Désireux d’emporter une collection de photographies de ce pays, je parcours un grand nombre de magasins, mais elles sont rares, chères et d’une exécution qui laisse à désirer. Les Japonais ont fait plus de chemin dans cet art.

Enfin j’arrive à l’Hospicio de la Misericordia. C’est un riche et vaste palais, à côté duquel ceux de l’empereur disparaissent. Il a 500 pieds de long et quatre ailes parallèles de même longueur, séparées par jardins et cours. Il n’a qu’un étage sur rez-de-chaussée, mais la hauteur des plafonds est au moins de 7 mètres : aussi l’aération est parfaite et on ne sent pas l’odeur d’hôpital.

Soixante Sœurs françaises de Saint-Vincent de Paul servent les 1 200 malades de l’établissement et distribuent en outre journellement, sur recette du médecin, des médicaments à environ 600 personnes qui viennent du dehors.

Sous le vaste porche, je remarque la statue des deux Pères jésuites fondateurs de l’œuvre. Je parcours les vastes salles, les cuisines, la pharmacie, les lingeries. Partout propreté et ordre parfait. J’aurais voulu voir les malades de la fièvre jaune, mais ils ne sont pas là. Pour éviter la contagion, on envoie les fiévreux dans un établissement spécial au-delà de la baie. Cette année, les cas ont été nombreux au fort de l’été (décembre et janvier) ; ils dépassaient cent par jour et presque tous étaient mortels. Les étrangers y sont plus sujets que les autres, spécialement les natures fortes des Portugais et des Italiens. Cette horrible maladie, importée de l’Amérique centrale, est connue ici sous le nom de febbre amarilla, ou vomito negro. Elle consiste en un empoisonnement du sang qui se traduit souvent par des vomissements et des selles noirâtres : on en meurt au bout de quelques jours. Si on traverse le septième jour, on peut en guérir ; on la soigne ou par la glace, qui arrête le vomissement, ou par les sudorifiques et les purgatifs.

Je crois que le jour viendra où chez toutes les nations on comprendra la nécessité de ne plus parquer les malades dans les vastes salles d’immenses établissements où ils s’empoisonnent mutuellement.

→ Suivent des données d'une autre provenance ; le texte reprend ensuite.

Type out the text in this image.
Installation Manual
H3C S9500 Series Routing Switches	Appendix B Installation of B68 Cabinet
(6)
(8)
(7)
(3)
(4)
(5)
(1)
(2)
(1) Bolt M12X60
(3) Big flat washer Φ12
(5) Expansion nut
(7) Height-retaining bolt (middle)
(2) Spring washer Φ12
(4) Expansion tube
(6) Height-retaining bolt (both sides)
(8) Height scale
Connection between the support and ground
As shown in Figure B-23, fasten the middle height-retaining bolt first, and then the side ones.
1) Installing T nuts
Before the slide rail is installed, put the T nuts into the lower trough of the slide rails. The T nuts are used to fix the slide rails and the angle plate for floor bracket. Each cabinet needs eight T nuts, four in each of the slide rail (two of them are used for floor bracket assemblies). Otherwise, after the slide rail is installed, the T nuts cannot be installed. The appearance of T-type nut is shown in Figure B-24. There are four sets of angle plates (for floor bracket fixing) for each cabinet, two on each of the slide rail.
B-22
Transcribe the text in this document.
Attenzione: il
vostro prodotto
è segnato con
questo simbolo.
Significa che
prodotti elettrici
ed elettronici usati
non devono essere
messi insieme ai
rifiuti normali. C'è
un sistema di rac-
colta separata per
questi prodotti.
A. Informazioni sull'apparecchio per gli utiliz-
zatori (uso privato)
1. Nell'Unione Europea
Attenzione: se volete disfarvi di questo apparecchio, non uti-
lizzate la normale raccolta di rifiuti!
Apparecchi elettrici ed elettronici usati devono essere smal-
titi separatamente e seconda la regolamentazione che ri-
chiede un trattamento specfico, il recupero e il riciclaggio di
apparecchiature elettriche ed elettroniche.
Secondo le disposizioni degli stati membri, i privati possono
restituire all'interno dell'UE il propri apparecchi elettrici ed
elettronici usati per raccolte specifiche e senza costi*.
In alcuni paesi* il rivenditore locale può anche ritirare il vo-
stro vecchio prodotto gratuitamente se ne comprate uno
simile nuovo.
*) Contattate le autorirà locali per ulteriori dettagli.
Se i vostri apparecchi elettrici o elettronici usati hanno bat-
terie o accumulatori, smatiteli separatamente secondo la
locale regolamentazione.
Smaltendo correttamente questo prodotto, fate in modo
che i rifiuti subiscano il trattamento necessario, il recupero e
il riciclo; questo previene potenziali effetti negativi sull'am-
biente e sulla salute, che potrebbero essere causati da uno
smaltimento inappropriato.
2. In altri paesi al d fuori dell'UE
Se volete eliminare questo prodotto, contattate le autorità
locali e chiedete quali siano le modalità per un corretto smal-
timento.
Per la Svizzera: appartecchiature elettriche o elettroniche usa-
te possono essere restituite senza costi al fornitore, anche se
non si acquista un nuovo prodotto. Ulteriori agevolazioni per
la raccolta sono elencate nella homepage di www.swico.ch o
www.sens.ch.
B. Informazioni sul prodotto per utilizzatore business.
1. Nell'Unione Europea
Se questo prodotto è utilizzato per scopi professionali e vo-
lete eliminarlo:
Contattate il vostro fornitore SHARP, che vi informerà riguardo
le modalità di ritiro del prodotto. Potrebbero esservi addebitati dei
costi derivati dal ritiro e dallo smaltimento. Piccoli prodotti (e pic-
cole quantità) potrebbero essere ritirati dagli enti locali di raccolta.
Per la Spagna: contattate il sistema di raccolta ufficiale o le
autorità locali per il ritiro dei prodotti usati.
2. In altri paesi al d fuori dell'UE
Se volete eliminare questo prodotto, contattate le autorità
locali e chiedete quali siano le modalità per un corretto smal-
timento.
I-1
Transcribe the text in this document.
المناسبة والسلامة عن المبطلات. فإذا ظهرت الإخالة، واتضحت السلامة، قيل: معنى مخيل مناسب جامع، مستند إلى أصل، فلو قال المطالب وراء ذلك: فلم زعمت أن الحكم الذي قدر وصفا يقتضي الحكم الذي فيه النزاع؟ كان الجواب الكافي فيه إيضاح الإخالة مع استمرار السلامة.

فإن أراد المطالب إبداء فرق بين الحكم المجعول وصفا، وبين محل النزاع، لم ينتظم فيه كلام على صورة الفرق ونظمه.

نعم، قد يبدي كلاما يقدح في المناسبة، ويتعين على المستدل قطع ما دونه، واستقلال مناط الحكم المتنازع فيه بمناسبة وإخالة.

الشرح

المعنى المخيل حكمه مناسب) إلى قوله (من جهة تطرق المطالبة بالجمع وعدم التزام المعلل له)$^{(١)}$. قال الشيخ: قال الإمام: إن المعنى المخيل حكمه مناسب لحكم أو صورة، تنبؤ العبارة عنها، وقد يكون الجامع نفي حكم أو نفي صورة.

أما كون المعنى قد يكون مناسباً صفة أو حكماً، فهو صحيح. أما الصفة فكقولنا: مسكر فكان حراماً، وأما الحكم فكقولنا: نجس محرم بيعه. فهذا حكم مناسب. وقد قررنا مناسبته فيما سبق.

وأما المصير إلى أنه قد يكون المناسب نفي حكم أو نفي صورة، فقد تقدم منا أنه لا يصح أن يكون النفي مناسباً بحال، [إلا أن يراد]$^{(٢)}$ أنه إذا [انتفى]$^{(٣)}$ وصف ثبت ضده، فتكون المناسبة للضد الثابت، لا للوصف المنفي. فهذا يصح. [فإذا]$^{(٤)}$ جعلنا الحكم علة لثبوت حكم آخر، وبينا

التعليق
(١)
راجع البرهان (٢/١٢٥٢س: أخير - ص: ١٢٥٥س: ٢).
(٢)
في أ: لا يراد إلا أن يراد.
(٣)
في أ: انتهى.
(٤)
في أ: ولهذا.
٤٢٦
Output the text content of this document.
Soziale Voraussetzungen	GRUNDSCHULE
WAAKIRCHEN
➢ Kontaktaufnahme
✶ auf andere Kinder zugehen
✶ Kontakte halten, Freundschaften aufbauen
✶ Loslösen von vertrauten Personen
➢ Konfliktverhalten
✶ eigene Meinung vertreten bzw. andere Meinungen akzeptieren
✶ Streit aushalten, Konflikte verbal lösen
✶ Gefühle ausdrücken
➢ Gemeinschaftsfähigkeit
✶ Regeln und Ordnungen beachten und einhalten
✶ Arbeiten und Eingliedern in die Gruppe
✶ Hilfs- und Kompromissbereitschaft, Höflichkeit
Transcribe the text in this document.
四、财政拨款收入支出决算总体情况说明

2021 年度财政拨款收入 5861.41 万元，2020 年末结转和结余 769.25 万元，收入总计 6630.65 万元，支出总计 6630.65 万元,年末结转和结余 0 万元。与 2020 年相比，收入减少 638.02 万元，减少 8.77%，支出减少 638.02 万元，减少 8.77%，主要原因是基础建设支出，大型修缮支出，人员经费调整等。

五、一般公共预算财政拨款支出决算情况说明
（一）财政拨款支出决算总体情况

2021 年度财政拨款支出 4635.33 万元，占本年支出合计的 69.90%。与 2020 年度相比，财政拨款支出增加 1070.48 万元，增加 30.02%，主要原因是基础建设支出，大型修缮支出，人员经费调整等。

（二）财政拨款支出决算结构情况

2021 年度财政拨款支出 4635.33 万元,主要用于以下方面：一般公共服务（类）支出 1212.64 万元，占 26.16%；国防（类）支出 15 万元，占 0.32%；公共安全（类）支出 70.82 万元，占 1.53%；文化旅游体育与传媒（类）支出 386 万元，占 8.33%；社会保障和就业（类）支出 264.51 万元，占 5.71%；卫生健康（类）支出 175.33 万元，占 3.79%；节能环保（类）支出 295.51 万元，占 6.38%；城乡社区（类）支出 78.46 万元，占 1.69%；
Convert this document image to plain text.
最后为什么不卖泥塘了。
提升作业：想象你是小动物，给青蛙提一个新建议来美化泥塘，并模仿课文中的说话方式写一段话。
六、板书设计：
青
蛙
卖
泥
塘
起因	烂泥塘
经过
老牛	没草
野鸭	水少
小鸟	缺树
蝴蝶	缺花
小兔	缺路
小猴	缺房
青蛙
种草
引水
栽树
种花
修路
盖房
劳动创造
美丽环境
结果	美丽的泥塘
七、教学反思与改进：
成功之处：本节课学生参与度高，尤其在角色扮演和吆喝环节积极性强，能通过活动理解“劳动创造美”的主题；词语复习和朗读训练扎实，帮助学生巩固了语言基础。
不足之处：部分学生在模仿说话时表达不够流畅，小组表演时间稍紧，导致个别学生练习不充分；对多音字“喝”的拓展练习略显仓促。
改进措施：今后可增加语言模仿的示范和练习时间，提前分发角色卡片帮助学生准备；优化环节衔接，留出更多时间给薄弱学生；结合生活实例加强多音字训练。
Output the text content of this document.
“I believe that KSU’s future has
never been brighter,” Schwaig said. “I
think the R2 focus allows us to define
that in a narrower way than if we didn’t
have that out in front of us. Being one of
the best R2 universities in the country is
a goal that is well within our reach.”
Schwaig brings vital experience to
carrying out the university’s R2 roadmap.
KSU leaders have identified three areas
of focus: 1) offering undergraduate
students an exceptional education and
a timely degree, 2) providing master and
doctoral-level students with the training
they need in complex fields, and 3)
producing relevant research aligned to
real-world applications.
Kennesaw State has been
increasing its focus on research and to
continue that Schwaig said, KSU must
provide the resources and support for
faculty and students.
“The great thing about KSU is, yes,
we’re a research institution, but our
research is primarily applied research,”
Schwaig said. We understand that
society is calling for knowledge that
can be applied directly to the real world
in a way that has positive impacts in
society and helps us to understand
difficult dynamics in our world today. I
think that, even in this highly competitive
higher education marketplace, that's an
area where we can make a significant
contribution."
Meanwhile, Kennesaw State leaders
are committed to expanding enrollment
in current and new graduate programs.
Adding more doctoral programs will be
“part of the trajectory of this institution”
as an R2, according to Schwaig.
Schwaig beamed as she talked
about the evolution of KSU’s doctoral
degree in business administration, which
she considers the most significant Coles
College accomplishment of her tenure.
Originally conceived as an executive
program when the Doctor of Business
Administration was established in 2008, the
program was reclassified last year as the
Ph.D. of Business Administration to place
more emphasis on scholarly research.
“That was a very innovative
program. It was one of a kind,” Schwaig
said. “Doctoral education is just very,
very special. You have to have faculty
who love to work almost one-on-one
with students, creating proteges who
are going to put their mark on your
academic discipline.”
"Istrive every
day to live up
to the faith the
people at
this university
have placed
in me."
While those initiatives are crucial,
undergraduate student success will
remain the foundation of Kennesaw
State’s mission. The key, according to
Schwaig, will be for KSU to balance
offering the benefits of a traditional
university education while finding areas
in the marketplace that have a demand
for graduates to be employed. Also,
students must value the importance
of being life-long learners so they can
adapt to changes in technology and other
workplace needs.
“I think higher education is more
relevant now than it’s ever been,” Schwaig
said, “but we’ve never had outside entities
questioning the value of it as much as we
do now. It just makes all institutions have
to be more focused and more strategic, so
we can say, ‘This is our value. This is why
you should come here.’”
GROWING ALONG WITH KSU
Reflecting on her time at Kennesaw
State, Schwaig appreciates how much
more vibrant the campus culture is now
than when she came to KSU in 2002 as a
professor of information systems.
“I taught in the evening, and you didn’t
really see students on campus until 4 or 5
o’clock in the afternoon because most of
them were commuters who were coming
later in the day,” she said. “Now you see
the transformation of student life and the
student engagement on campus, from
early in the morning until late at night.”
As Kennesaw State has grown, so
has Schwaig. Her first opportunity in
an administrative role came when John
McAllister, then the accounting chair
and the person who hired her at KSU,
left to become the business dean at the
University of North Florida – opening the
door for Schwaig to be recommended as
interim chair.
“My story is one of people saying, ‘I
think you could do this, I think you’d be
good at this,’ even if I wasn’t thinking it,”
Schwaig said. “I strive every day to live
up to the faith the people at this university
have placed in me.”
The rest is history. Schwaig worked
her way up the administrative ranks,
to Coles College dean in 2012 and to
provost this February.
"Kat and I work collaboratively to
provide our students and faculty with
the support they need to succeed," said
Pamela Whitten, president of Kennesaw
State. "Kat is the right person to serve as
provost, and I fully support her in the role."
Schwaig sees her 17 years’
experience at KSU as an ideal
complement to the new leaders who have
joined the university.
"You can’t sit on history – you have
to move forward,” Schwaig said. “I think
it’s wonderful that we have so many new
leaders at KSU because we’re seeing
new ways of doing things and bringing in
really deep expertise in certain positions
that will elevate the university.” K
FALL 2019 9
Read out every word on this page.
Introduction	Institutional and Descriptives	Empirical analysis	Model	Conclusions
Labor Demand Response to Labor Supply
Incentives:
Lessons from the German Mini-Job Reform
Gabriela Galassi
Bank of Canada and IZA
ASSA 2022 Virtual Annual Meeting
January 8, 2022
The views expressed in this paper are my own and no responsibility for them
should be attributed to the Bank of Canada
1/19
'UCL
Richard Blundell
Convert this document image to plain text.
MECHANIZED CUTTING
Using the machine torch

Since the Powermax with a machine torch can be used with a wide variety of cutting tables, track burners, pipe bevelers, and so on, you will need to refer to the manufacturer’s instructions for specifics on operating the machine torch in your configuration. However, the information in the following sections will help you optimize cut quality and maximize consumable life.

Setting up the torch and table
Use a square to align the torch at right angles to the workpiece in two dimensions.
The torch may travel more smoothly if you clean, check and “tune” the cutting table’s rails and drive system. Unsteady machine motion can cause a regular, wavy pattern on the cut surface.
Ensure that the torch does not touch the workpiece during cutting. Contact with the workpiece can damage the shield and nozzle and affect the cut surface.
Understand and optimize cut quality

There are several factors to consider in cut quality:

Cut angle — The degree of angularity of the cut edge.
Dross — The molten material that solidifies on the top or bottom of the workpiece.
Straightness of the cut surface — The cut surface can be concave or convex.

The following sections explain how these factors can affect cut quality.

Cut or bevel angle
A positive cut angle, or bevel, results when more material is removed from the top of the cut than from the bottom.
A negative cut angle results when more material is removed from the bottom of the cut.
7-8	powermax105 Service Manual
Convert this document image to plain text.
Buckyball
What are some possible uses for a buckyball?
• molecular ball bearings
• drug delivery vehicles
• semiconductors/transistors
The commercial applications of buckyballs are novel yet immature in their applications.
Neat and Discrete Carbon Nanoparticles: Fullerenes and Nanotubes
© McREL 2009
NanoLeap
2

Le système allemand de les placer à la campagne au milieu des arbres, de séparer les maladies par maisons isolées, et les degrés de la même maladie par des chambres contenant au plus quatre malades, a donné d’excellents résultats : le nombre des guérisons est bien plus considérable que dans les anciens hôpitaux, et déjà il est imité avec succès au Japon et aux Indes orientales.